Pancragen est spécifiquement associé au tissu pancréatique dans cette recherche, étudié pour les effets possibles sur la fonction cellulaire du pancréas, le métabolisme du glucose et la diminution de la fonction endocrine liée à l'âge.[1]Il n'est pas reconnu comme médicament antidiabétique en médecine occidentale, et sa base de données est petite et concentrée presque entièrement dans les revues de langue russe et orientale du même groupe de recherche.

Comment ça marche

Le mécanisme proposé se concentre sur l'expression génique et la différenciation cellulaire dans le pancréas. Dans les études de culture cellulaire, l'exposition au pancragen a été associée à une expression accrue des facteurs de transcription liés à l'identité des cellules du pancréas et des îlots, notamment Pdx1, Pax6, Pax4 et Foxa2, en particulier dans les cultures cellulaires âgées.[2]Les chercheurs décrivent cela comme un effet biorégulateur spécifique aux tissus qui peut aider à vieillir les cellules pancréatiques reprendre plus jeunes modèles d'expression génique.[6]
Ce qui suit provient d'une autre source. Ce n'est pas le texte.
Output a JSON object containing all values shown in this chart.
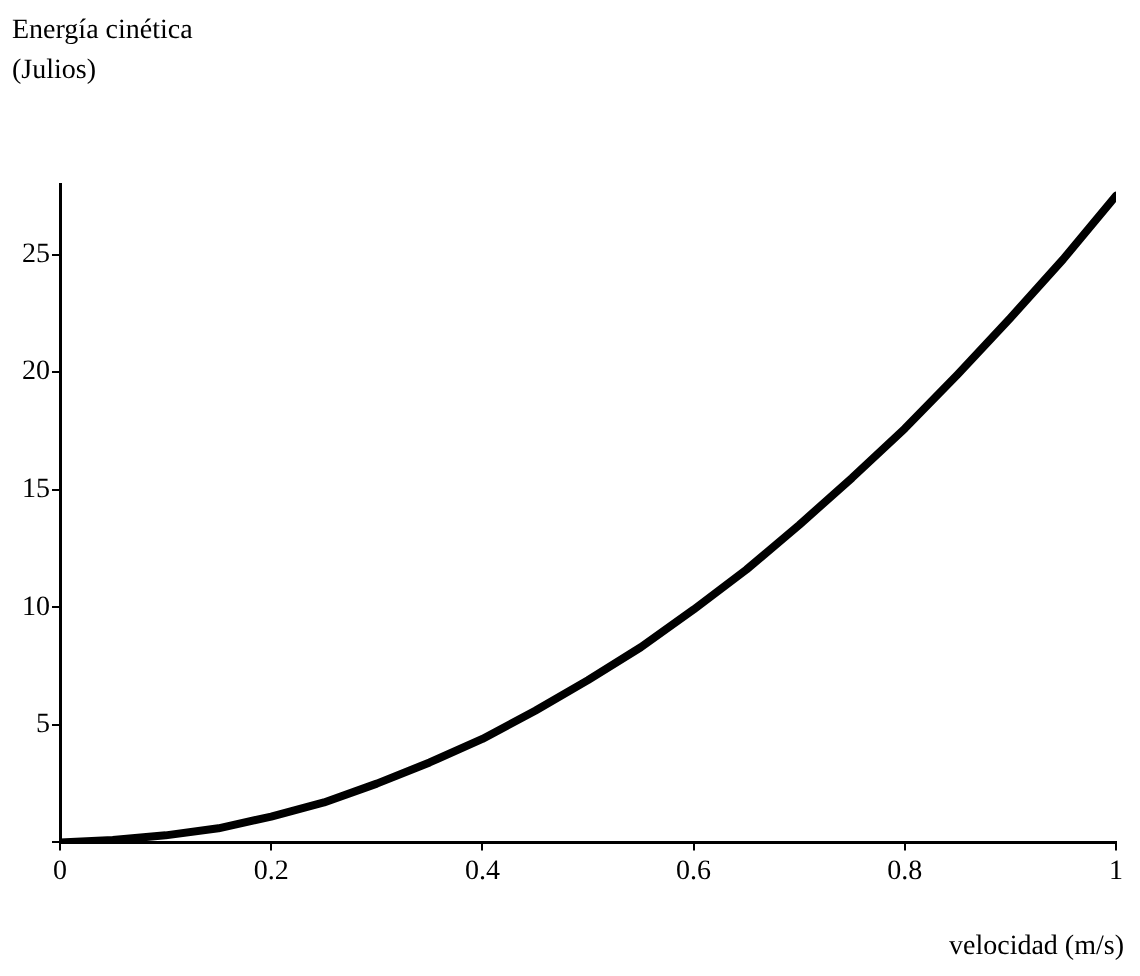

Ceci reste une hypothèse de laboratoire. Les changements dans l'expression des facteurs de transcription dans un plat sont un signal de recherche utile, mais ils ne démontrent pas à eux seuls que Pancragen améliore la production d'insuline, le contrôle du glucose ou tout résultat chez une personne vivante.

Ce que la recherche montre

La base de preuves Pancragen est mince selon les normes occidentales, et que la limitation doit être maintenue avant et au centre. Les données humaines les plus citées proviennent d'une petite étude réalisée en 2011 auprès de 33 personnes âgées atteintes de diabète de type 2 et de 30 témoins âgés sains, qui ont signalé une baisse du glucose à jeun, de meilleurs résultats des tests de tolérance au glucose et une amélioration des marqueurs de résistance à l'insuline après l'exposition à Pancragen.[1]C'est tôt, une petite preuve, pas un grand essai contrôlé randomisé.

Le soutien préclinique provient de rats diabétiques induits par la streptozotocine, où Pancragen aurait eu un effet hypoglycémique et réduit les marqueurs de lésions vasculaires, et de singes rhésus femelles âgés ayant reçu un Pancragen intramusculaire à court terme, qui ont montré une meilleure tolérance au glucose et des mesures de l'insuline/C-peptides.[3][5] Aucun essai humain multicentrique à grande échelle n'a été identifié dans les grands registres publics de recherche ou d'essais cliniques, et les résultats n'ont pas été reproduits de façon indépendante par des groupes de recherche en dehors du réseau d'origine affilié à Khavinson.

Sécurité et effets secondaires

Les données détaillées sur l'innocuité humaine de Pancragen ne sont pas disponibles. La seule petite étude humaine a porté sur les marqueurs métaboliques plutôt que sur le suivi systématique des événements indésirables, de sorte qu'elle ne peut appuyer la conclusion que Pancragen n'a pas d'effets secondaires.[1]

Comme les recherches préliminaires ont signalé des effets hypoglycémiants, l'hypoglycémie est une préoccupation théorique plausible, en particulier pour toute personne prenant déjà de l'insuline, des sulfonylurées ou d'autres médicaments hypoglycémiants. Les réactions allergiques, les problèmes de site d'injection et les effets pendant la grossesse, la pancréas ou la maladie chronique ne sont tout simplement pas étudiés. L'innocuité à long terme et les interactions médicamenteuses demeurent inconnues.

Statut réglementaire

Pancragen aaucune étiquette de médicament approuvée par la FDA, aucune indication approuvée et aucune dose humaine établiedans toute base de données réglementaire importante.[7]Il doit être traité strictement comme un composé de recherche, et non comme une thérapie pour le diabète.

Les produits peptidiques non approuvés et composés, y compris Pancragen comme étant généralement vendus, ne sont pas examinés par la FDA pour déterminer l'identité, la pureté, la stérilité ou la qualité de fabrication avant d'atteindre le marché.[8]Toute personne qui envisage Pancragen, en particulier une personne qui gère le diabète ou une autre maladie métabolique chronique, devrait discuter de la qualité des preuves, de l'incertitude en matière de sécurité et des solutions de rechange approuvées avec un clinicien autorisé plutôt que de traiter ce peptide de recherche comme un substitut aux soins de diabète établis.